🤖 AI Summary
This work addresses the performance bottleneck in weakly supervised semantic segmentation caused by reliance on sparse annotations. The authors propose a novel feedforward 3D scene reconstruction–assisted supervision framework that leverages geometric structure recovered from 2D video sequences to propagate sparse labels across entire images.
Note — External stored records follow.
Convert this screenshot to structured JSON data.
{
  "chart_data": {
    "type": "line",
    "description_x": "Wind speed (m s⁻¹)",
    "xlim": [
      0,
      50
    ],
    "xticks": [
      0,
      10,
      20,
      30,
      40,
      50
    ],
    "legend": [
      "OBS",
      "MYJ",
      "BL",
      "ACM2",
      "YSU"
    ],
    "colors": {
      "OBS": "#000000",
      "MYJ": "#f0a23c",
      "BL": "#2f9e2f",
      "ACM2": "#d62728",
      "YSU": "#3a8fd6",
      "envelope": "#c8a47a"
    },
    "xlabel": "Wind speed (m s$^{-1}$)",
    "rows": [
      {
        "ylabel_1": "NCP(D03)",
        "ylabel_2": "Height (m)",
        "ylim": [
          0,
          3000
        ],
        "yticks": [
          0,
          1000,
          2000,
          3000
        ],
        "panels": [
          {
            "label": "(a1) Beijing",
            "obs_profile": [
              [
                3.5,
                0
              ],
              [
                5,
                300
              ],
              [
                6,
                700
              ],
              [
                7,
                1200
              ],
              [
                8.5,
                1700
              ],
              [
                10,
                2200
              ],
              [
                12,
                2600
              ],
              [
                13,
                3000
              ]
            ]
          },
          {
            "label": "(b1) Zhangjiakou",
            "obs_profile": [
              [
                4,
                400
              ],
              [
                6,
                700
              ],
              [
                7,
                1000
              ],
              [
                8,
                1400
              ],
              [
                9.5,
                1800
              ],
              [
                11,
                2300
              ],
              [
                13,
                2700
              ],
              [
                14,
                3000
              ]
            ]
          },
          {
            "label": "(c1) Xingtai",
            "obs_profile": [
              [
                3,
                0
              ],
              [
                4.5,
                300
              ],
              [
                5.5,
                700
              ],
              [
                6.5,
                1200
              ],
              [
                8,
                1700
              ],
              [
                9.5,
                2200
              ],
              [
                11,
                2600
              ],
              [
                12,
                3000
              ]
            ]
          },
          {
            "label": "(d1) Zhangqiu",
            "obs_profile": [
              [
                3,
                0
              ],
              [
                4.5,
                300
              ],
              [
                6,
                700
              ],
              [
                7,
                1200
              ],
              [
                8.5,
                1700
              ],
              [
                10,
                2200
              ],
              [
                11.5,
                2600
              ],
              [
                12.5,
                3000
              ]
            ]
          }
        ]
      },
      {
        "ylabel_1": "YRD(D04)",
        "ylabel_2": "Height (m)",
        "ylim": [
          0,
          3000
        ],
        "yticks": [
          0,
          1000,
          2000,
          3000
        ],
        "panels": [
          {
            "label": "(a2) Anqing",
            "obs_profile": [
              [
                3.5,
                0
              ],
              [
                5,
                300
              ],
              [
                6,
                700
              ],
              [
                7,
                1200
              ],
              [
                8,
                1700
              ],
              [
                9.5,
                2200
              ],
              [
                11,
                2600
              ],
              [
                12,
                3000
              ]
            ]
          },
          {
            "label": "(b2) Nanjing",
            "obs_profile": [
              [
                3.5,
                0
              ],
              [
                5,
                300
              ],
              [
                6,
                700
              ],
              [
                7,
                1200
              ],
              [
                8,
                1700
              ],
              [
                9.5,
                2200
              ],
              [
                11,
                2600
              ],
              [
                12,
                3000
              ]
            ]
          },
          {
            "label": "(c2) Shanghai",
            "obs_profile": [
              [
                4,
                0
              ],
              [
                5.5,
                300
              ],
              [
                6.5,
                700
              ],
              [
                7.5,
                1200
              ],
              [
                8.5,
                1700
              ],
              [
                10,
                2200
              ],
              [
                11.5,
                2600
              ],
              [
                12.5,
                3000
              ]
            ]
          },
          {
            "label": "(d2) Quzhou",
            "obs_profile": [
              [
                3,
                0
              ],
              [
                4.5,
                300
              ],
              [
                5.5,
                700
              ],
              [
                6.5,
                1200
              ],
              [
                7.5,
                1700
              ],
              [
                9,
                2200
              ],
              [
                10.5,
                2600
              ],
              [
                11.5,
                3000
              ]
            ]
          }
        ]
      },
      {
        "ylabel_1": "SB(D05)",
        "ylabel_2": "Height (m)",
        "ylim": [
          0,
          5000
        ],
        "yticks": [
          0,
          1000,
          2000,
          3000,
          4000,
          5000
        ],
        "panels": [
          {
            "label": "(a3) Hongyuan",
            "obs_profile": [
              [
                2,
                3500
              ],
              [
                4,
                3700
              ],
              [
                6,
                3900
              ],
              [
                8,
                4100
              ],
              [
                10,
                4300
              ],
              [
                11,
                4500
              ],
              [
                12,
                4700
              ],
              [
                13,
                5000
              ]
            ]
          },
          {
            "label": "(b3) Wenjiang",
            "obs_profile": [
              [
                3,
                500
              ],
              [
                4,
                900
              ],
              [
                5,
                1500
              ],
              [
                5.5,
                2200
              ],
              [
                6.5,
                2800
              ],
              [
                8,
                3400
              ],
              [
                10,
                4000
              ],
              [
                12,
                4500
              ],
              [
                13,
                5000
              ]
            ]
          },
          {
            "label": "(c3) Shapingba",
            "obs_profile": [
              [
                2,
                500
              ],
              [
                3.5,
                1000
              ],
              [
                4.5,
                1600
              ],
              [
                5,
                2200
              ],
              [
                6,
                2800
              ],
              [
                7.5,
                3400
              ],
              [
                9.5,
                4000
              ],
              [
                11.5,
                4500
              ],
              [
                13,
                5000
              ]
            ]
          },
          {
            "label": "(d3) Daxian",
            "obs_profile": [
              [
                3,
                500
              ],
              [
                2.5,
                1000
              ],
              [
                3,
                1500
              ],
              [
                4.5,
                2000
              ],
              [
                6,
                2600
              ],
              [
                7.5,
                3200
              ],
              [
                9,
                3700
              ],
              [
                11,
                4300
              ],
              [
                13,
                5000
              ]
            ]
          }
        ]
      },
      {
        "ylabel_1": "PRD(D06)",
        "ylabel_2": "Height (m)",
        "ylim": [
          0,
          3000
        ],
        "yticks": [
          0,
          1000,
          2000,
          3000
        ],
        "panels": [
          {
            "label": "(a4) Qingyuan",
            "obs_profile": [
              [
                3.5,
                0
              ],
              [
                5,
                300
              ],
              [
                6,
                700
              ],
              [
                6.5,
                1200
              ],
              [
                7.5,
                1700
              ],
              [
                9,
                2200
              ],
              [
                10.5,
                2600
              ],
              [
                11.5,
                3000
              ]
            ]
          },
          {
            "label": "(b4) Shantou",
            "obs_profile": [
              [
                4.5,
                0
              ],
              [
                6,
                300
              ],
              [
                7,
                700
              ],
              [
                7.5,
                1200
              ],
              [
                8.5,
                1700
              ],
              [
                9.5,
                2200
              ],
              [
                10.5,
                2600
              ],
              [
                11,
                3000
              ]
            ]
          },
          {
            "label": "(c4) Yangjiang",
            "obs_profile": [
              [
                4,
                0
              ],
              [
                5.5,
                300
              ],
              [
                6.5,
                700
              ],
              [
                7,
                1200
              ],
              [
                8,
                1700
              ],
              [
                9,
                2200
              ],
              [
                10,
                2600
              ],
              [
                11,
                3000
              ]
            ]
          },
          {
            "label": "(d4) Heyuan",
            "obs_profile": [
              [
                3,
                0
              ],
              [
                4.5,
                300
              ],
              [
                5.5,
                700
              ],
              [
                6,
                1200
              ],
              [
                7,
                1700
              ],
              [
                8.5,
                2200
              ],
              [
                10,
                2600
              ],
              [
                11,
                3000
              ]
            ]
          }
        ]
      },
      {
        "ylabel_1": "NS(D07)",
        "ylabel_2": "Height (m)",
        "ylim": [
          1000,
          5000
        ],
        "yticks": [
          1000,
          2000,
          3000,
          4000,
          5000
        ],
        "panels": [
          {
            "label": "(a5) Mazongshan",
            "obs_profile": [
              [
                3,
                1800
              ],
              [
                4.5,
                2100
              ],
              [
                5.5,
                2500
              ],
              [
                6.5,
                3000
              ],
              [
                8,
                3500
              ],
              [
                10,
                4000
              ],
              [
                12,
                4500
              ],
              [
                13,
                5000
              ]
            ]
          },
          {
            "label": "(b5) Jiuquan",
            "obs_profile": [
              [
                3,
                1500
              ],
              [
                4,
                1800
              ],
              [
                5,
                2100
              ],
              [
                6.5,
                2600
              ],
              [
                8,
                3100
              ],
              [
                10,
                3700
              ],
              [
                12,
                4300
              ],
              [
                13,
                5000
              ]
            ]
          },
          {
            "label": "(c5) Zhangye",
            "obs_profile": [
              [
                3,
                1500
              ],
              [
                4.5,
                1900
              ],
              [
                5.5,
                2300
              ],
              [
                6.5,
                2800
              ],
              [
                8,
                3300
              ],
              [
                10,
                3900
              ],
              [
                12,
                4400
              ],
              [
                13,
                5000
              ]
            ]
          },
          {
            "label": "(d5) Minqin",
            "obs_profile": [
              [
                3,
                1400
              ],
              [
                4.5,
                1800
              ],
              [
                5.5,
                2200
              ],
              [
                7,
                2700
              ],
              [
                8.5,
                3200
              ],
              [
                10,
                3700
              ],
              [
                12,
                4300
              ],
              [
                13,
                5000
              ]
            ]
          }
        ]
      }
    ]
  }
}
For the first time, feedforward 3D reconstruction is integrated with weakly supervised 2D segmentation through a dual student–teacher architecture, enforcing cross-modal semantic consistency between 2D and 3D representations. The method achieves state-of-the-art performance under sparse supervision without requiring additional annotations or incurring extra inference overhead, outperforming existing approaches by 2–7% in segmentation accuracy.
📝 Abstract
We present Rewis3d, a framework that leverages recent advances in feed-forward 3D reconstruction to significantly improve weakly supervised semantic segmentation on 2D images. Obtaining dense, pixel-level annotations remains a costly bottleneck for training segmentation models. Alleviating this issue, sparse annotations offer an efficient weakly-supervised alternative. However, they still incur a performance gap. To address this, we introduce a novel approach that leverages 3D scene reconstruction as an auxiliary supervisory signal. Our key insight is that 3D geometric structure recovered from 2D videos provides strong cues that can propagate sparse annotations across entire scenes. Specifically, a dual student-teacher architecture enforces semantic consistency between 2D images and reconstructed 3D point clouds, using state-of-the-art feed-forward reconstruction to generate reliable geometric supervision. Extensive experiments demonstrate that Rewis3d achieves state-of-the-art performance in sparse supervision, outperforming existing approaches by 2-7% without requiring additional labels or inference overhead.